Court Opinion

ID: 9605147
Source: CourtListenerOpinion
Date Created: 2023-08-22 02:30:44.074983+00
Date Added: 2024-06-11T18:02:26.053975
License: Public Domain

WORKMAN, Justice,
dissenting in part, and concurring in part:
(Filed Dec. 19, 1991)
I concur with the majority in the law it has enunciated with respect to the standard for establishing the liability of a property owner to a trespasser.
However, as the majority points out, we have not previously had occasion to consider this particular question, so it is new law. Throughout the proceedings in this matter, APCO has contended that because defendant was a trespasser, the only duty it owed to him was to refrain from willfully and wantonly injuring him. The defendant’s contention throughout has been that because APCO controls a dangerous instru*12mentality, it owed him a high degree of care.

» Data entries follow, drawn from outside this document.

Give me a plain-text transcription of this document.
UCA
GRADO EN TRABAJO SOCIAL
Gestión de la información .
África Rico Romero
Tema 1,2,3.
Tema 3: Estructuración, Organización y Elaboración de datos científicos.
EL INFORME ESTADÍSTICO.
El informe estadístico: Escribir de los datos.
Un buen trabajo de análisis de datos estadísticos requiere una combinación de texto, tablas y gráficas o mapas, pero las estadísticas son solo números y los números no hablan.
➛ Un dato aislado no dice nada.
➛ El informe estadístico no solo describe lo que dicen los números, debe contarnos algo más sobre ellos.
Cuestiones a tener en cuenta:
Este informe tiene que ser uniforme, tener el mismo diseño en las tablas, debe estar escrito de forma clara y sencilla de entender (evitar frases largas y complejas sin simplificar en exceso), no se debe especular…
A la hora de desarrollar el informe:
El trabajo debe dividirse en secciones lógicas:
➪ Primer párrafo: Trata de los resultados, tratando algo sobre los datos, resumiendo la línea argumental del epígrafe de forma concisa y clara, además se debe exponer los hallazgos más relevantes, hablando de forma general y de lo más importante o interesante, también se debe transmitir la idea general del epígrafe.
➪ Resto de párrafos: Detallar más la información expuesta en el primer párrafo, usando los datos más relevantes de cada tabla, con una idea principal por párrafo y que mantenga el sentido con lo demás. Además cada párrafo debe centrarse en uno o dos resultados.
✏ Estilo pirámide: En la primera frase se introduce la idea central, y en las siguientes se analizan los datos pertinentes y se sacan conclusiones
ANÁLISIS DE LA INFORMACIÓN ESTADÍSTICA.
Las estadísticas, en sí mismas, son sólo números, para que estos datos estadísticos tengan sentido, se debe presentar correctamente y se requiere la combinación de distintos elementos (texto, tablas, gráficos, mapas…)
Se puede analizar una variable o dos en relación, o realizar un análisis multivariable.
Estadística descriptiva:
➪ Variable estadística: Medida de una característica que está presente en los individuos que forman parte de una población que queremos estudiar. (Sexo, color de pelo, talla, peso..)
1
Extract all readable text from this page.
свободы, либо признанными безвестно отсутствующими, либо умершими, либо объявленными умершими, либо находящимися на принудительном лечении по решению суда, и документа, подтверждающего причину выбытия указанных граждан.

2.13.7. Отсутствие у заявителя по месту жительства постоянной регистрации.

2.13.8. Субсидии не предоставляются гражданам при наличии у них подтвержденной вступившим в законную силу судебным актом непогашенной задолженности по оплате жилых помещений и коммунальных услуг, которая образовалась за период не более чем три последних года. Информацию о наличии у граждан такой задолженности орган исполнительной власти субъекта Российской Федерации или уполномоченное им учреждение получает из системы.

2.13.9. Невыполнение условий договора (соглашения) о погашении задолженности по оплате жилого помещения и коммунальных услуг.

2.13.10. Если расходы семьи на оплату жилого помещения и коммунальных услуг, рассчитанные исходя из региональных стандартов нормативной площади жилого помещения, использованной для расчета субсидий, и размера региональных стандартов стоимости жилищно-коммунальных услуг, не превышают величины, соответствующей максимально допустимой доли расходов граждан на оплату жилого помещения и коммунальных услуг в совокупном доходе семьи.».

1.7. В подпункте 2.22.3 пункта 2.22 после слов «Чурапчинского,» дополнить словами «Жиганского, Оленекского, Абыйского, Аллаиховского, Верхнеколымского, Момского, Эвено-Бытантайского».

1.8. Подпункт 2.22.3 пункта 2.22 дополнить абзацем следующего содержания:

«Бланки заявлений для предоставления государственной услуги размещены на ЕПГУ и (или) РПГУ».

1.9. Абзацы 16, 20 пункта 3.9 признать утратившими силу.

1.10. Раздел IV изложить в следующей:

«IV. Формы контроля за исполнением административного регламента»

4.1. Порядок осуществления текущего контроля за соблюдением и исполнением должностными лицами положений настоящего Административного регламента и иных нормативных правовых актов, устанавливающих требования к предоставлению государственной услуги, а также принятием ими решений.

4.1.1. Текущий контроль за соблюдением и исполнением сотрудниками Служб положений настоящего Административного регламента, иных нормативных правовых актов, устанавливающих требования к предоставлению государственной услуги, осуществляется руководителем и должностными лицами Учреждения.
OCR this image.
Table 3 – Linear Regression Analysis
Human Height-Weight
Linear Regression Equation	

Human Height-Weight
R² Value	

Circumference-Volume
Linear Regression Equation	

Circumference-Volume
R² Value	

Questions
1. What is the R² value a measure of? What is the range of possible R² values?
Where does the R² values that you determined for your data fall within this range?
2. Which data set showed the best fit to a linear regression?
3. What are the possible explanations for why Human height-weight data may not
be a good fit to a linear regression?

Since the law in the majority opinion is new law, neither party attempted to comport with it in developing a record below.
Consequently, it seems immensely unfair for the majority to proceed to determine that the defendant failed to present sufficient evidence to establish a prima fade case of liability under this standard, when neither the plaintiff (nor any other mortal) had the foggiest notion at the time of trial that this standard would become the law of this state.
For example, the majority concludes that there was not sufficient evidence presented by the plaintiff of constant intrusions in the area of the tower. Perhaps such evidence was available, but how would the plaintiff have known prior to the filing of the majority opinion that it would be needed to make a prima fade case? At trial, the defendant did present evidence of injuries that had occurred when persons climbed other such towers. However, to meet requirement (1) of the majority’s standard, it isn’t necessary to show that injuries have resulted from such intrusions.1 In view of the fact that the tower in question is situate in a public recreational park, such evidence of intrusions is probably available — had the plaintiff known he was under any obligation to present it.
The majority should have remanded this case so that the plaintiff could have a fair opportunity to make a prima fade case now that the law has been enunciated on what is required. Perhaps the plaintiff would fail if given that opportunity; perhaps not. As a bottom line proposition, however, it’s grossly unfair to develop a new standard of law and then tell a litigant he failed to comply with it before he knew about it. Otherwise, litigants will need their crystal balls when they go to court.
Based upon the foregoing reasons, I concur in part and dissent in part from the majority’s opinion.

. Some evidence such as would go toward satisfying requirement (1) might not have even been admissible at trial.